Accountability "key" after Libya ceasefire: rights group

By AFP
Libyan experts exhume human remains from mass graves in Tarhuna, southeast of the capital Tripoli, on Wednesday.  By Mahmud TURKIA (AFP)
LISTEN OCT 29, 2020
Libyan experts exhume human remains from mass graves in Tarhuna, southeast of the capital Tripoli, on Wednesday. By Mahmud TURKIA (AFP)

Human Rights Watch on Thursday said justice and accountability for crimes carried out during Libya's years-long conflict was "key", after the two main rival sides signed a ceasefire agreement.

"Failure to see justice done will only hamper aspirations for a durable peace," warned the rights group's senior Libya researcher Hanan Salah.

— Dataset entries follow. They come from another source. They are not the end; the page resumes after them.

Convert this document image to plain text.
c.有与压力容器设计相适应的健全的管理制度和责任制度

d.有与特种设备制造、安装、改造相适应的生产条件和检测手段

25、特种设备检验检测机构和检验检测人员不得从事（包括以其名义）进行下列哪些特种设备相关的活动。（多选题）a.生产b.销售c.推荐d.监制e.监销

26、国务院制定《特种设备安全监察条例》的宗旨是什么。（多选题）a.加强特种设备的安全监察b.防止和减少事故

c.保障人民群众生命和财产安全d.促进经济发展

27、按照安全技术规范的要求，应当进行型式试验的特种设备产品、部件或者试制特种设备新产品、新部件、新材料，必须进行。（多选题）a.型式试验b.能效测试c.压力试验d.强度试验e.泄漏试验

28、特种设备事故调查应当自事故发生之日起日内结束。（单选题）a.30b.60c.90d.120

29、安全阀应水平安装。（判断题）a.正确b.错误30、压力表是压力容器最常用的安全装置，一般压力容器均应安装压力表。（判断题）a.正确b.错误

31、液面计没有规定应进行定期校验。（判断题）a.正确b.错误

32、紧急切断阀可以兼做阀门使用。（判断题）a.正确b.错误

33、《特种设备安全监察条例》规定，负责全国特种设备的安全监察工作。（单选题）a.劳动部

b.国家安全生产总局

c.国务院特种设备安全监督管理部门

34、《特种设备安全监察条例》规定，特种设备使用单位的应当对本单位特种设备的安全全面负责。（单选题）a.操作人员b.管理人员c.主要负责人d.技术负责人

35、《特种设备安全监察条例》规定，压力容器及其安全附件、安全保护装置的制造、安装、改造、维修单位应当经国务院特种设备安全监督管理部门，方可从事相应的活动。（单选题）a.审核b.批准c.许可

The Tripoli-based Government of National Accord (GNA) and forces led by eastern military commander Khalifa Haftar on Friday signed a "permanent ceasefire" accord, after UN-sponsored talks in Geneva.

Friday's deal came four months after Haftar's Russian- and Emirati-backed forces gave up their year-long attempt to seize the capital, a battle that killed hundreds of people and displaced tens of thousands.

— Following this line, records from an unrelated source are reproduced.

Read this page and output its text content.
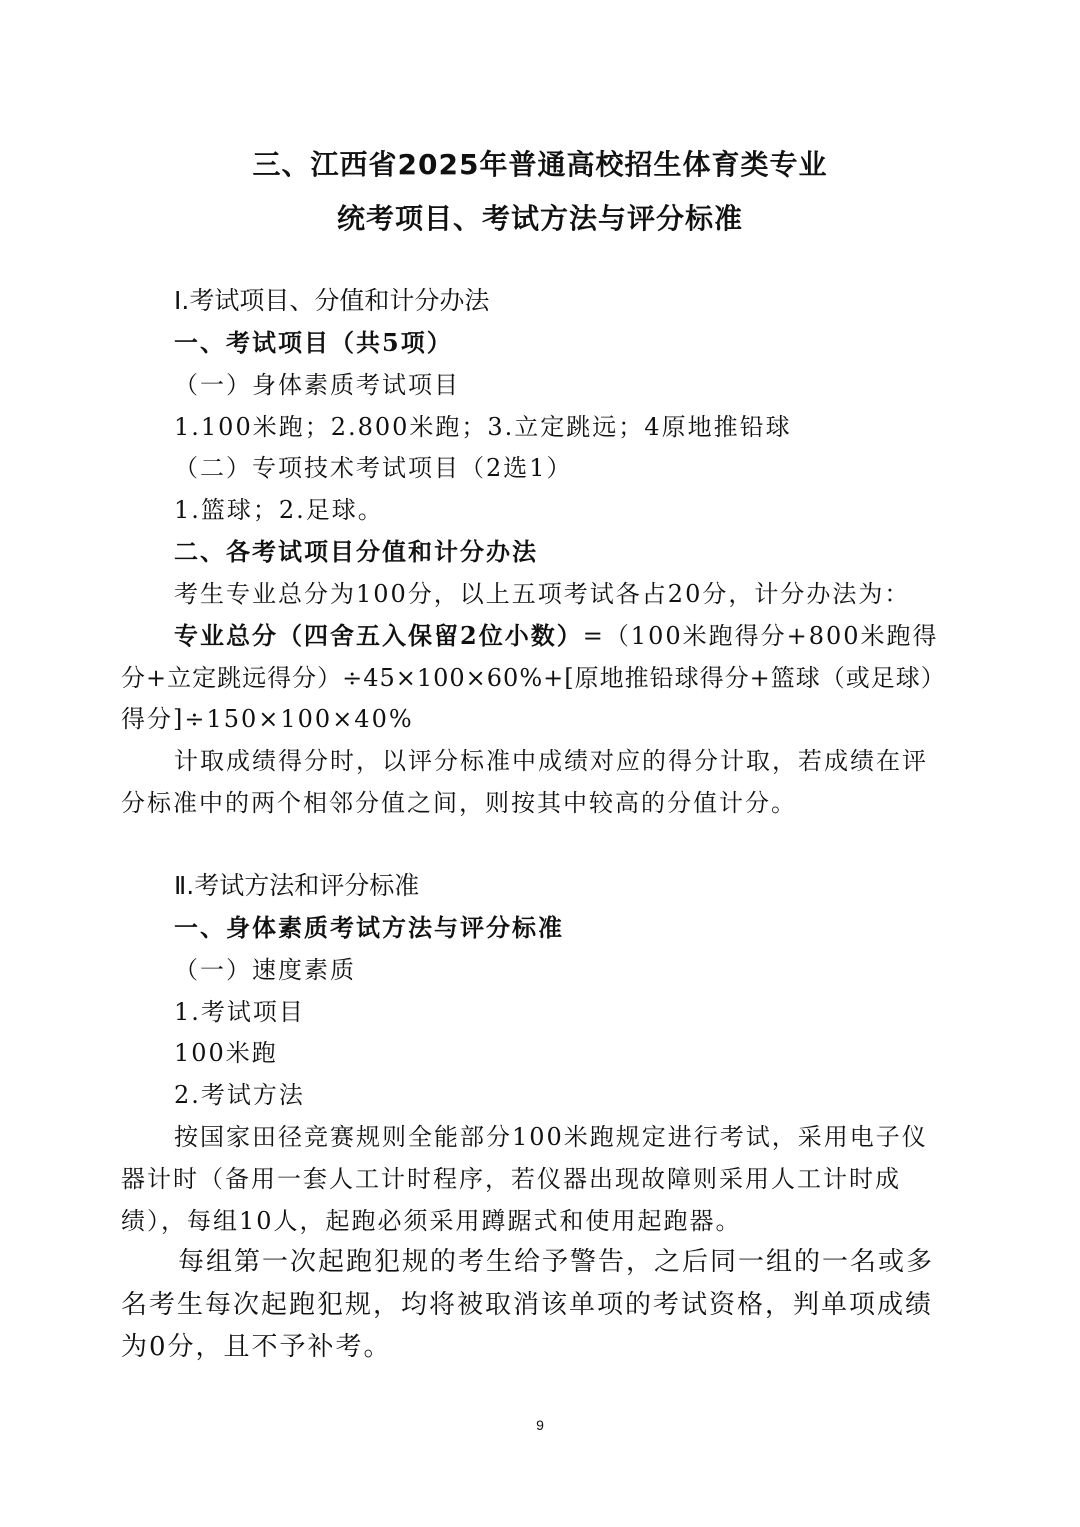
三、江西省2025年普通高校招生体育类专业
统考项目、考试方法与评分标准
Ⅰ.考试项目、分值和计分办法
一、考试项目（共5项）
（一）身体素质考试项目
1.100米跑；2.800米跑；3.立定跳远；4原地推铅球
（二）专项技术考试项目（2选1）
1.篮球；2.足球。
二、各考试项目分值和计分办法
考生专业总分为100分，以上五项考试各占20分，计分办法为：
专业总分（四舍五入保留2位小数）=（100米跑得分+800米跑得
分+立定跳远得分）÷45×100×60%+[原地推铅球得分+篮球（或足球）
得分]÷150×100×40%
计取成绩得分时，以评分标准中成绩对应的得分计取，若成绩在评
分标准中的两个相邻分值之间，则按其中较高的分值计分。
Ⅱ.考试方法和评分标准
一、身体素质考试方法与评分标准
（一）速度素质
1.考试项目
100米跑
2.考试方法
按国家田径竞赛规则全能部分100米跑规定进行考试，采用电子仪
器计时（备用一套人工计时程序，若仪器出现故障则采用人工计时成
绩），每组10人，起跑必须采用蹲踞式和使用起跑器。
每组第一次起跑犯规的考生给予警告，之后同一组的一名或多
名考生每次起跑犯规，均将被取消该单项的考试资格，判单项成绩
为0分，且不予补考。
9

Dozens of Libyan delegates opened on Monday a political dialogue via videoconference as a step towards holding elections after the landmark agreement.

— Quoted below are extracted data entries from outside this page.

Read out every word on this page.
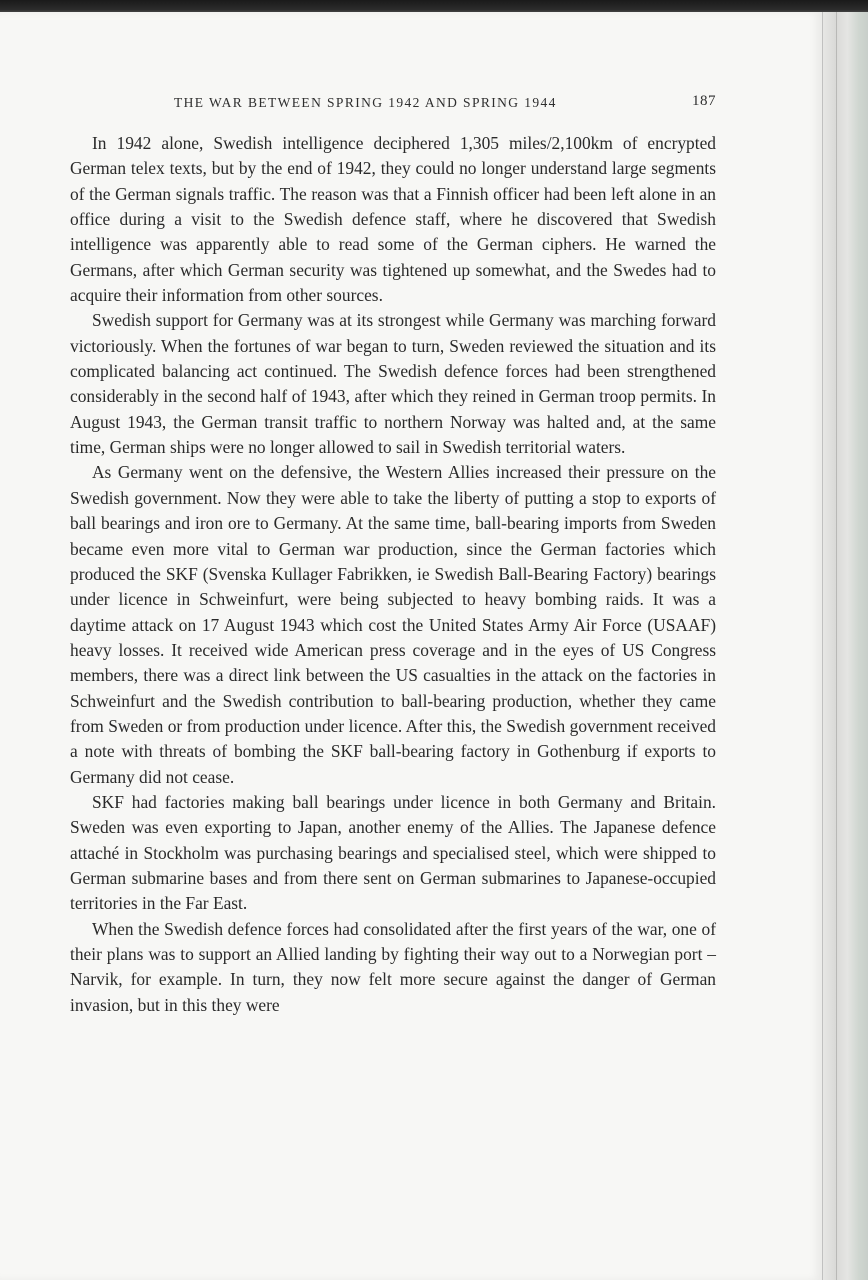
THE WAR BETWEEN SPRING 1942 AND SPRING 1944	187

In 1942 alone, Swedish intelligence deciphered 1,305 miles/2,100km of encrypted German telex texts, but by the end of 1942, they could no longer understand large segments of the German signals traffic. The reason was that a Finnish officer had been left alone in an office during a visit to the Swedish defence staff, where he discovered that Swedish intelligence was apparently able to read some of the German ciphers. He warned the Germans, after which German security was tightened up somewhat, and the Swedes had to acquire their information from other sources.

Swedish support for Germany was at its strongest while Germany was marching forward victoriously. When the fortunes of war began to turn, Sweden reviewed the situation and its complicated balancing act continued. The Swedish defence forces had been strengthened considerably in the second half of 1943, after which they reined in German troop permits. In August 1943, the German transit traffic to northern Norway was halted and, at the same time, German ships were no longer allowed to sail in Swedish territorial waters.

As Germany went on the defensive, the Western Allies increased their pressure on the Swedish government. Now they were able to take the liberty of putting a stop to exports of ball bearings and iron ore to Germany. At the same time, ball-bearing imports from Sweden became even more vital to German war production, since the German factories which produced the SKF (Svenska Kullager Fabrikken, ie Swedish Ball-Bearing Factory) bearings under licence in Schweinfurt, were being subjected to heavy bombing raids. It was a daytime attack on 17 August 1943 which cost the United States Army Air Force (USAAF) heavy losses. It received wide American press coverage and in the eyes of US Congress members, there was a direct link between the US casualties in the attack on the factories in Schweinfurt and the Swedish contribution to ball-bearing production, whether they came from Sweden or from production under licence. After this, the Swedish government received a note with threats of bombing the SKF ball-bearing factory in Gothenburg if exports to Germany did not cease.

SKF had factories making ball bearings under licence in both Germany and Britain. Sweden was even exporting to Japan, another enemy of the Allies. The Japanese defence attaché in Stockholm was purchasing bearings and specialised steel, which were shipped to German submarine bases and from there sent on German submarines to Japanese-occupied territories in the Far East.

When the Swedish defence forces had consolidated after the first years of the war, one of their plans was to support an Allied landing by fighting their way out to a Norwegian port – Narvik, for example. In turn, they now felt more secure against the danger of German invasion, but in this they were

But the ceasefire does not provide "a clear commitment and a pathway to accountability for the serious crimes" perpetrated by the foreign-backed warring parties, Salah noted.

"This includes indiscriminate attacks that killed civilians, destruction of critical infrastructure, disappearances, arbitrary detentions, and unlawful killings," she said.

Another "flaw", according to the rights group, is the absence of any commitment in the deal to holding accountable fighters who stand to be demobilised and integrated into state security forces.

On Wednesday, a committee tasked by the GNA to search for missing persons said on its Facebook page that a dozen bodies had been unearthed in newly-found mass graves in the Tarhuna region.

This brings the total number of bodies allegedly discovered in mass graves in that area to 98 since the withdrawal in June of Haftar's forces from western Libya.

In June, the UN's Human Rights Council, with the support of Tripoli, adopted a resolution calling for a fact-finding mission to be sent to the North African country to document abuses committed there by all parties since 2016.

Libya has been in chaos since a 2011 uprising that toppled and killed longtime dictator Moamer Kadhafi.